Его поэтичное красноречие, в свое время покорившее меня, на поверку оказалось набором банальностей. Я была жестоко разочарована, когда один из Фердинандовых друзей спьяну выболтал мне все про его подходцы к девушкам. Он, оказывается, попросту заучивал наизусть стихи, цитаты, забавные истории, чтобы, щеголяя ими перед своими пассиями, выглядеть неотразимо (и обманчиво) глубокомысленным. Стало быть, все те перлы, что он рассыпал передо мной в нашу первую встречу, – я-то думала, по вдохновению, – были позаимствованы; мало того, он еще и пользовался ими давным-давно с множеством других женщин. Он даже записывал их на листочках, копил «шпаргалки». Ты меня надул, Фердинанд, обманщик ты и больше никто, верно говорят, не все то золото, что блестит, мне твои бородатые шутки осточертели.

Как и вчера, я бесилась: невыносимо было сознавать, что, сколько ни черни моего любовника, все равно он крепко сидит во мне, так крепко, что не дает ни жить, ни дышать. Ну ладно же, сегодня я отгорожусь от него всей своей болящей братией. Мне осталось провести в больнице четырнадцать часов – побуду святой, раз блудницей не получается. Видно, моя молитва была услышана: с наступлением вечера все чокнутые города Парижа, как сговорившись, шли и шли в приемный покой, пошатываясь под бременем невзгод и одиночества. Они заполонили отделение «Скорой помощи», каждый со своей мольбой, откуда только брались, просто сочились из стен столицы, как плесень из сыра. Шумные, агрессивные, возбужденные; все-таки психи – это жуткое зрелище. Никакого уважения к моей персоне; я была им кругом должна: должна свое время, свою молодость, свою энергию; для них было совершенно естественно, чтобы я всю себя посвящала этой грязной работе. И не я одна: интерны, терапевты, медсестры – все сбивались с ног и не могли справиться с нахлынувшей волной людского горя. Страдание казалось почти ощутимым, можно было бы измерить его уровень, как измеряют уровень загрязнения воздуха над Парижем. Вечер шел своим чередом, только жалобы менялись: казалось, каждому часу соответствовала определенная патология. Сознавая, что недостойна избранной стези, я включила плейер, спрятав наушники под волосами и прикрыв проводок воротником халата. Больной говорил что-то, как из-за стекла, до меня долетали отдельные слова – как раз достаточно, чтобы я могла притвориться, будто слушаю. Глаза его глядели с мольбой, ждали сострадания, участия. А я посмеивалась про себя: знал бы ты, до какой степени мне наплевать! Музыка – это целый мир, в котором я могу скрыться от всех.
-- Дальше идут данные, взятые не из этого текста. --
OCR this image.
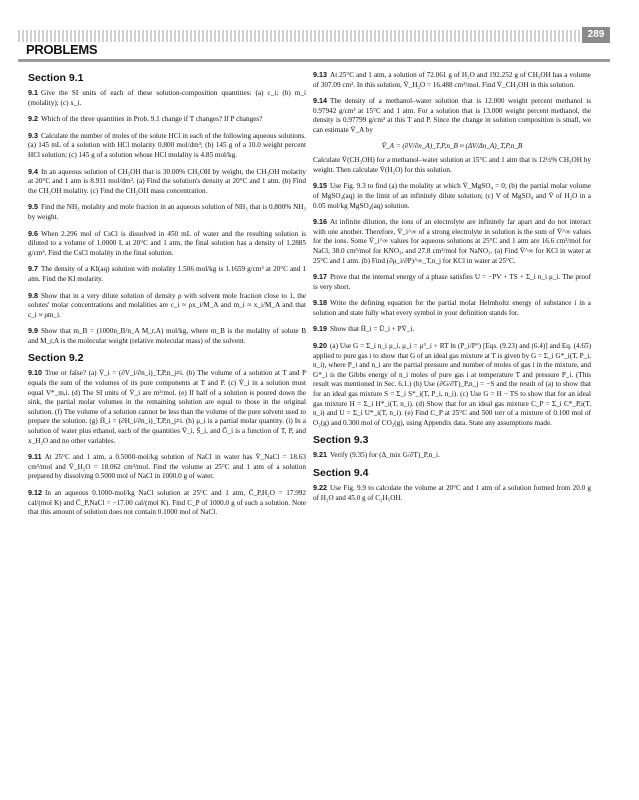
289
PROBLEMS
Section 9.1
9.1 Give the SI units of each of these solution-composition quantities: (a) c_i; (b) m_i (molality); (c) x_i.
9.2 Which of the three quantities in Prob. 9.1 change if T changes? If P changes?
9.3 Calculate the number of moles of the solute HCl in each of the following aqueous solutions. (a) 145 mL of a solution with HCl molarity 0.800 mol/dm³; (b) 145 g of a 10.0 weight percent HCl solution; (c) 145 g of a solution whose HCl molality is 4.85 mol/kg.
9.4 In an aqueous solution of CH₃OH that is 30.00% CH₃OH by weight, the CH₃OH molarity at 20°C and 1 atm is 8.911 mol/dm³. (a) Find the solution's density at 20°C and 1 atm. (b) Find the CH₃OH molality. (c) Find the CH₃OH mass concentration.
9.5 Find the NH₃ molality and mole fraction in an aqueous solution of NH₃ that is 0.800% NH₃ by weight.
9.6 When 2.296 mol of CsCl is dissolved in 450 mL of water and the resulting solution is diluted to a volume of 1.0000 L at 20°C and 1 atm, the final solution has a density of 1.2885 g/cm³. Find the CsCl molality in the final solution.
9.7 The density of a KI(aq) solution with molality 1.506 mol/kg is 1.1659 g/cm³ at 20°C and 1 atm. Find the KI molarity.
9.8 Show that in a very dilute solution of density ρ with solvent mole fraction close to 1, the solutes' molar concentrations and molalities are c_i ≈ ρx_i/M_A and m_i ≈ x_i/M_A and that c_i ≈ ρm_i.
9.9 Show that m_B = (1000n_B/n_A M_r,A) mol/kg, where m_B is the molality of solute B and M_r,A is the molecular weight (relative molecular mass) of the solvent.
Section 9.2
9.10 True or false? (a) V̄_i = (∂V_i/∂n_i)_T,P,n_j≠i. (b) The volume of a solution at T and P equals the sum of the volumes of its pure components at T and P. (c) V̄_i in a solution must equal V*_m,i. (d) The SI units of V̄_i are m³/mol. (e) If half of a solution is poured down the sink, the partial molar volumes in the remaining solution are equal to those in the original solution. (f) The volume of a solution cannot be less than the volume of the pure solvent used to prepare the solution. (g) H̄_i = (∂H_i/∂n_i)_T,P,n_j≠i. (h) μ_i is a partial molar quantity. (i) In a solution of water plus ethanol, each of the quantities V̄_i, S̄_i, and Ḡ_i is a function of T, P, and x_H₂O and no other variables.
9.11 At 25°C and 1 atm, a 0.5000-mol/kg solution of NaCl in water has V̄_NaCl = 18.63 cm³/mol and V̄_H₂O = 18.062 cm³/mol. Find the volume at 25°C and 1 atm of a solution prepared by dissolving 0.5000 mol of NaCl in 1000.0 g of water.
9.12 In an aqueous 0.1000-mol/kg NaCl solution at 25°C and 1 atm, C̄_P,H₂O = 17.992 cal/(mol K) and C̄_P,NaCl = −17.00 cal/(mol K). Find C_P of 1000.0 g of such a solution. Note that this amount of solution does not contain 0.1000 mol of NaCl.
9.13 At 25°C and 1 atm, a solution of 72.061 g of H₂O and 192.252 g of CH₃OH has a volume of 307.09 cm³. In this solution, V̄_H₂O = 16.488 cm³/mol. Find V̄_CH₃OH in this solution.
9.14 The density of a methanol–water solution that is 12.000 weight percent methanol is 0.97942 g/cm³ at 15°C and 1 atm. For a solution that is 13.000 weight percent methanol, the density is 0.97799 g/cm³ at this T and P. Since the change in solution composition is small, we can estimate V̄_A by
V̄_A = (∂V/∂n_A)_T,P,n_B ≈ (ΔV/Δn_A)_T,P,n_B
Calculate V̄(CH₃OH) for a methanol–water solution at 15°C and 1 atm that is 12½% CH₃OH by weight. Then calculate V̄(H₂O) for this solution.
9.15 Use Fig. 9.3 to find (a) the molality at which V̄_MgSO₄ = 0; (b) the partial molar volume of MgSO₄(aq) in the limit of an infinitely dilute solution; (c) V of MgSO₄ and V̄ of H₂O in a 0.05 mol/kg MgSO₄(aq) solution.
9.16 At infinite dilution, the ions of an electrolyte are infinitely far apart and do not interact with one another. Therefore, V̄_i^∞ of a strong electrolyte in solution is the sum of V̄^∞ values for the ions. Some V̄_i^∞ values for aqueous solutions at 25°C and 1 atm are 16.6 cm³/mol for NaCl, 38.0 cm³/mol for KNO₃, and 27.8 cm³/mol for NaNO₃. (a) Find V̄^∞ for KCl in water at 25°C and 1 atm. (b) Find (∂μ_i/∂P)^∞_T,n_j for KCl in water at 25°C.
9.17 Prove that the internal energy of a phase satisfies U = −PV + TS + Σ_i n_i μ_i. The proof is very short.
9.18 Write the defining equation for the partial molar Helmholtz energy of substance i in a solution and state fully what every symbol in your definition stands for.
9.19 Show that H̄_i = Ū_i + PV̄_i.
9.20 (a) Use G = Σ_i n_i μ_i, μ_i = μ°_i + RT ln (P_i/P°) [Eqs. (9.23) and (6.4)] and Eq. (4.65) applied to pure gas i to show that G of an ideal gas mixture at T is given by G = Σ_i G*_i(T, P_i, n_i), where P_i and n_i are the partial pressure and number of moles of gas i in the mixture, and G*_i is the Gibbs energy of n_i moles of pure gas i at temperature T and pressure P_i. (This result was mentioned in Sec. 6.1.) (b) Use (∂G/∂T)_P,n_j = −S and the result of (a) to show that for an ideal gas mixture S = Σ_i S*_i(T, P_i, n_i). (c) Use G = H − TS to show that for an ideal gas mixture H = Σ_i H*_i(T, n_i). (d) Show that for an ideal gas mixture C_P = Σ_i C*_P,i(T, n_i) and U = Σ_i U*_i(T, n_i). (e) Find C_P at 25°C and 500 torr of a mixture of 0.100 mol of O₂(g) and 0.300 mol of CO₂(g), using Appendix data. State any assumptions made.
Section 9.3
9.21 Verify (9.35) for (Δ_mix G/∂T)_P,n_i.
Section 9.4
9.22 Use Fig. 9.9 to calculate the volume at 20°C and 1 atm of a solution formed from 20.0 g of H₂O and 45.0 g of C₂H₅OH.
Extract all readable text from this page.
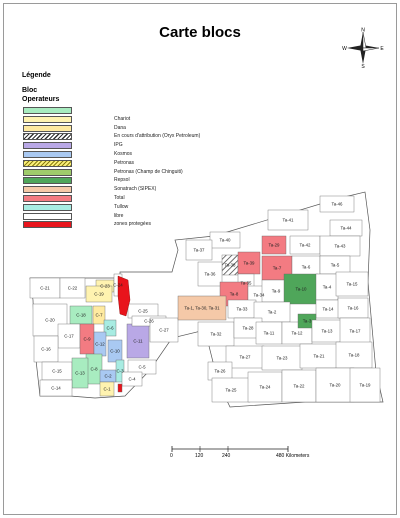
Carte blocs	N
E
S
W
Légende
Bloc
Operateurs
Chariot
Dana
En cours d'attribution (Oryx Petroleum)
IPG
Kosmos
Petronas
Petronas (Champ de Chinguiti)
Repsol
Sonatrach (SIPEX)
Total
Tullow
libre
zones protegées
C-21	C-22	C-23
C-19
C-24
C-20
C-18 C-7
C-17
C-9
C-6
C-12
C-11
C-10
C-16
C-8
C-15	C-13
C-2
C-14
C-3
C-1
C-25
C-26
C-27
C-5
C-4
Ta-46
Ta-41
Ta-44
Ta-40
Ta-29	Ta-42	Ta-43
Ta-37
Ta-38 Ta-39
Ta-7	Ta-6	Ta-5
Ta-36
Ta-35
Ta-8	Ta-34
Ta-9	Ta-10	Ta-4
Ta-15
Ta-1, Ta-30, Ta-31	Ta-33
Ta-2
Ta-14	Ta-16
Ta-32
Ta-28
Ta-11	Ta-12
Ta-3
Ta-13	Ta-17
Ta-27	Ta-23	Ta-21	Ta-18
Ta-26
Ta-25
Ta-24	Ta-22	Ta-20	Ta-19
0	120	240	480 Kilometers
Слушать музыку Баха куда лучше, чем стенания людей.

Когда выдалась минутка затишья, меня замутило: я ничего не ела с утра. На работу я хожу без макияжа – здесь это ни к чему, – и тут мне почему-то неудержимо захотелось накраситься. Но напрасно я накладывала слоями румяна и наносила разноцветные мазки теней. Смотрела в зеркало – все едино: бесцветная, никакая. С моим лицом вообще сладу нет: иной раз забываешь о нем, и вдруг глядь – будто солнышко взошло, а порой за ним вроде бы и следишь, а толку никакого – все равно помятое, уныло вытянутое. Я сбежала во двор; дышать было нечем, собиралась гроза. Машины подъезжали одна за другой – то «скорая», то полиция. Я была безутешна: Бенжамен ушел и некому досказать мне историю.